O regime da interdição e da inabilitação deu lugar a uma figura maleável com conteúdo a preencher casuisticamente pelo juiz em função da real situação, capacidades e possibilidades do concreto requerido.[13]
Como resulta do art.º 140º do Código Civil, na redação introduzida pela Lei n.º 49/2018, o regime do maior acompanhado tem como objetivo garantir o seu bem- estar, a recuperação, o pleno exercício dos seus direitos, bem como a observância dos deveres do sujeito maior de idade, concentrando-se na pessoa, nas suas especiais necessidades decorrentes das suas limitações.
Este novo regime jurídico introduziu no sistema jurídico português uma mudança de paradigma e uma nova filosofia no estatuto das pessoas até então tidas como portadoras de incapacidade, o qual passou a centrar-se exclusivamente na defesa dos interesses das mesmas, quer ao nível pessoal, quer ao nível patrimonial, reduzindo a intervenção ao mínimo possível, isto é, ao necessário e suficiente de molde a garantir, sempre que possível, a autodeterminação e a capacidade da pessoa maior com limitações.[14]

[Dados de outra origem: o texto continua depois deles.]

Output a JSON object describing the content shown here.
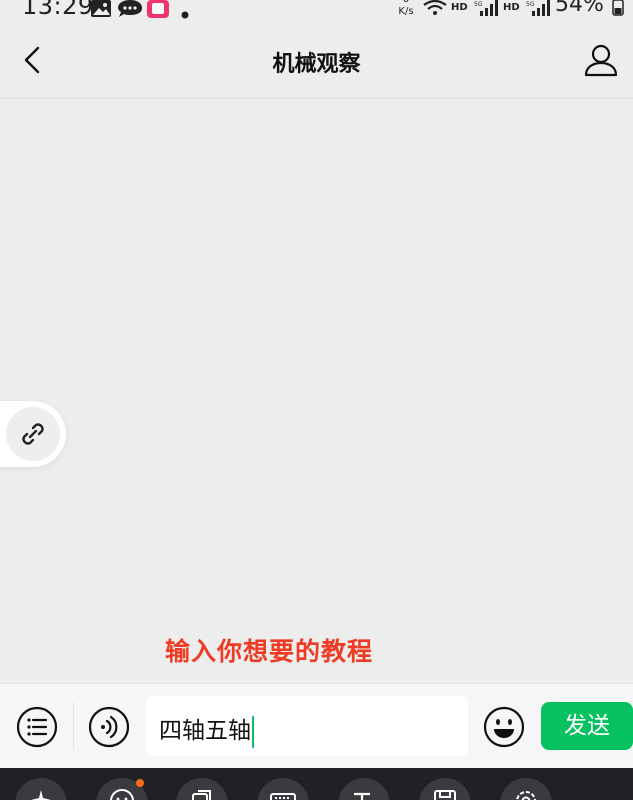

São destinatários de acompanhamento os maiores impossibilitados, “por razões de saúde, deficiência, ou pelo seu comportamento, de exercer, plena, pessoal e conscientemente, os seus direitos ou de, nos mesmos termos, cumprir os seus deveres” (art.º 138º do Código Civil).

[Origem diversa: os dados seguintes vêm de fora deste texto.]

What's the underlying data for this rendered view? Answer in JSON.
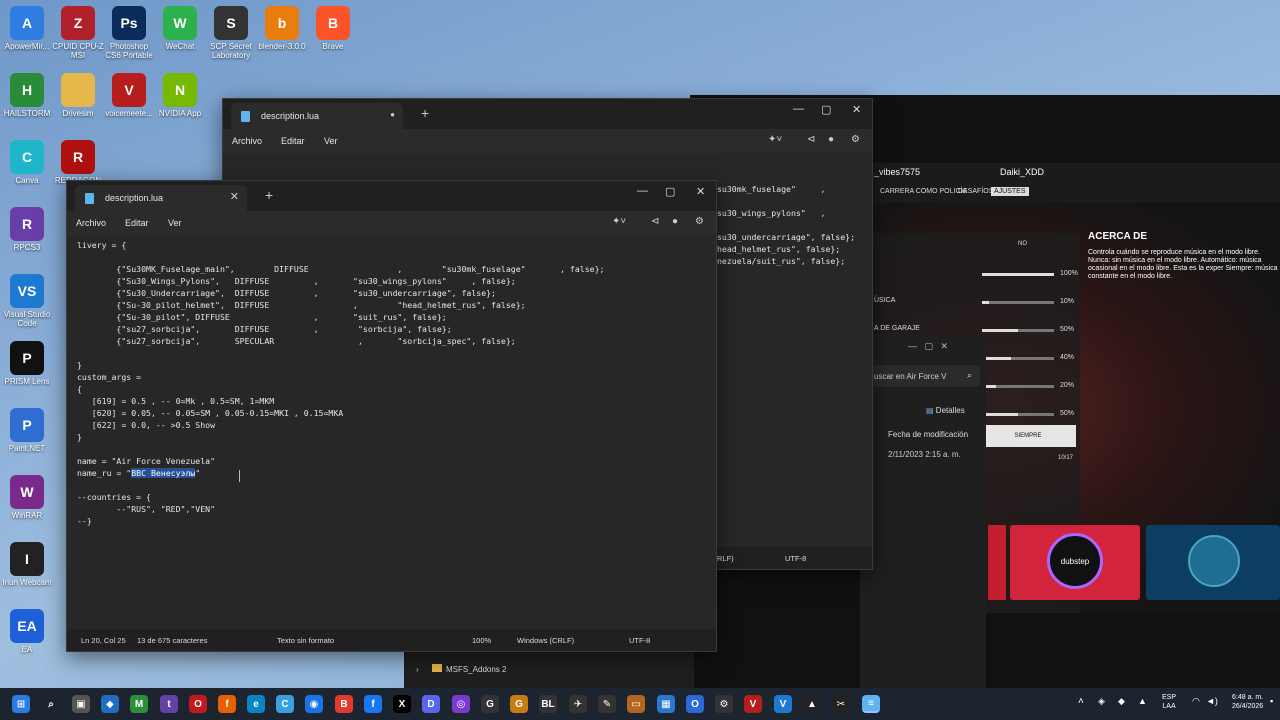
{
  "desktop": {
    "icons": [
      {
        "label": "ApowerMir...",
        "color": "#2f7de1",
        "glyph": "A"
      },
      {
        "label": "CPUID CPU-Z MSI",
        "color": "#b0202a",
        "glyph": "Z"
      },
      {
        "label": "Photoshop CS6 Portable",
        "color": "#0b2c5a",
        "glyph": "Ps"
      },
      {
        "label": "WeChat",
        "color": "#2bb24c",
        "glyph": "W"
      },
      {
        "label": "SCP Secret Laboratory",
        "color": "#333333",
        "glyph": "S"
      },
      {
        "label": "blender-3.0.0",
        "color": "#e87d0d",
        "glyph": "b"
      },
      {
        "label": "Brave",
        "color": "#fb542b",
        "glyph": "B"
      },
      {
        "label": "HAILSTORM",
        "color": "#2a8b3a",
        "glyph": "H"
      },
      {
        "label": "Drivesim",
        "color": "#e6b84a",
        "glyph": ""
      },
      {
        "label": "voicemeete...",
        "color": "#b81d1d",
        "glyph": "V"
      },
      {
        "label": "NVIDIA App",
        "color": "#76b900",
        "glyph": "N"
      },
      {
        "label": "Canva",
        "color": "#1fb6c9",
        "glyph": "C"
      },
      {
        "label": "REDRAGON",
        "color": "#b01010",
        "glyph": "R"
      },
      {
        "label": "RPCS3",
        "color": "#6a3ea8",
        "glyph": "R"
      },
      {
        "label": "Visual Studio Code",
        "color": "#1e7ad1",
        "glyph": "VS"
      },
      {
        "label": "PRISM Lens",
        "color": "#111111",
        "glyph": "P"
      },
      {
        "label": "Paint.NET",
        "color": "#2f6ed0",
        "glyph": "P"
      },
      {
        "label": "WinRAR",
        "color": "#7a2a8a",
        "glyph": "W"
      },
      {
        "label": "Iriun Webcam",
        "color": "#222222",
        "glyph": "I"
      },
      {
        "label": "EA",
        "color": "#1f5fd8",
        "glyph": "EA"
      }
    ]
  },
  "game": {
    "users": [
      "_vibes7575",
      "Daiki_XDD"
    ],
    "nav": [
      "CARRERA COMO POLICÍA",
      "DESAFÍOS",
      "AJUSTES"
    ],
    "info_title": "ACERCA DE",
    "info_text": "Controla cuándo se reproduce música en el modo libre. Nunca: sin música en el modo libre. Automático: música ocasional en el modo libre. Esta es la exper Siempre: música constante en el modo libre.",
    "labels": [
      "NO",
      "ÚSICA",
      "A DE GARAJE",
      "SIEMPRE",
      "10/17"
    ],
    "sliders": [
      {
        "pct": "100%",
        "value": 1.0
      },
      {
        "pct": "10%",
        "value": 0.1
      },
      {
        "pct": "50%",
        "value": 0.5
      },
      {
        "pct": "40%",
        "value": 0.4
      },
      {
        "pct": "20%",
        "value": 0.2
      },
      {
        "pct": "50%",
        "value": 0.5
      }
    ],
    "card_text": "dubstep"
  },
  "explorer": {
    "search": "uscar en Air Force V",
    "details": "Detalles",
    "col_modified": "Fecha de modificación",
    "row_modified": "2/11/2023 2:15 a. m.",
    "folder": "MSFS_Addons 2"
  },
  "notepad_back": {
    "tab": "description.lua",
    "menu": [
      "Archivo",
      "Editar",
      "Ver"
    ],
    "line1": "livery = {",
    "right_lines": [
      "su30mk_fuselage\"     ,",
      "",
      "su30_wings_pylons\"   ,",
      "",
      "su30_undercarriage\", false};",
      "head_helmet_rus\", false};",
      "nezuela/suit_rus\", false};"
    ],
    "status": [
      "RLF)",
      "UTF-8"
    ]
  },
  "notepad_front": {
    "tab": "description.lua",
    "menu": [
      "Archivo",
      "Editar",
      "Ver"
    ],
    "code_before": "livery = {\n\n        {\"Su30MK_Fuselage_main\",        DIFFUSE                  ,        \"su30mk_fuselage\"       , false};\n        {\"Su30_Wings_Pylons\",   DIFFUSE         ,       \"su30_wings_pylons\"     , false};\n        {\"Su30_Undercarriage\",  DIFFUSE         ,       \"su30_undercarriage\", false};\n        {\"Su-30_pilot_helmet\",  DIFFUSE                 ,        \"head_helmet_rus\", false};\n        {\"Su-30_pilot\", DIFFUSE                 ,       \"suit_rus\", false};\n        {\"su27_sorbcija\",       DIFFUSE         ,        \"sorbcija\", false};\n        {\"su27_sorbcija\",       SPECULAR                 ,       \"sorbcija_spec\", false};\n\n}\ncustom_args =\n{\n   [619] = 0.5 , -- 0=Mk , 0.5=SM, 1=MKM\n   [620] = 0.05, -- 0.05=SM , 0.05-0.15=MKI , 0.15=MKA\n   [622] = 0.0, -- >0.5 Show\n}\n\nname = \"Air Force Venezuela\"\nname_ru = \"",
    "code_selected": "ВВС Венесуэлы",
    "code_after": "\"\n\n--countries = {\n        --\"RUS\", \"RED\",\"VEN\"\n--}",
    "status": {
      "position": "Ln 20, Col 25",
      "chars": "13 de 675 caracteres",
      "format": "Texto sin formato",
      "zoom": "100%",
      "eol": "Windows (CRLF)",
      "encoding": "UTF-8"
    }
  },
  "taskbar": {
    "lang": "ESP",
    "lang2": "LAA",
    "time": "6:48 a. m.",
    "date": "26/4/2026"
  }
}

Nessa valoração são aplicáveis os princípios da subsidiariedade e do respeito pela autonomia da pessoa humana (art.ºs 141º, 143º e 147º do Código Civil), da necessidade (art.ºs 149º e 155º do Código Civil), do bem-estar e recuperação do sujeito (art.ºs 140º e 146º do mesmo código), os quais funcionam como os princípios basilares de todo o regime e, por esse motivo, devem orientar a aplicação e revisão das medidas a aplicar em cada situação.
A medida de acompanhamento não tem lugar sempre que o seu objetivo se mostre garantido através de deveres gerais de cooperação e de assistência que caibam em cada caso (nº 2 do citado art.º 140º).
As medidas de acompanhamento pressupõem a manutenção da capacidade de exercício de direitos por parte da pessoa que a elas recorre. Trata-se de medidas de apoio a pessoa com deficiência assentes na sua autodeterminação.
Proteger sem incapacitar” constitui, hoje, a palavra de ordem, de acordo com os princípios perfilhados pela Convenção da ONU de 30 de março de 2007, sobre os Direitos das Pessoas com Deficiência - Convenção de Nova York -, entrada em vigor na nossa ordem jurídica nacional, juntamente com o “Protocolo Adicional”, a 3 de maio de 2008) e pela nossa Magna Carta, e em conformidade com a transição do modelo de substituição para o modelo de acompanhamento ou de apoio na tomada de decisão. Há, assim, uma mudança de paradigma, deixando a pessoa deficiente de ser vista como mero alvo de políticas assistencialistas e paternalistas, para se reforçar a sua qualidade de sujeito de direitos. Em vez da pergunta: “aquela pessoa possui capacidade mental para exercer a sua capacidade jurídica? ”, deve perguntar-se: “quais os tipos de apoio necessários àquela pessoa para que exerça a sua capacidade jurídica?”.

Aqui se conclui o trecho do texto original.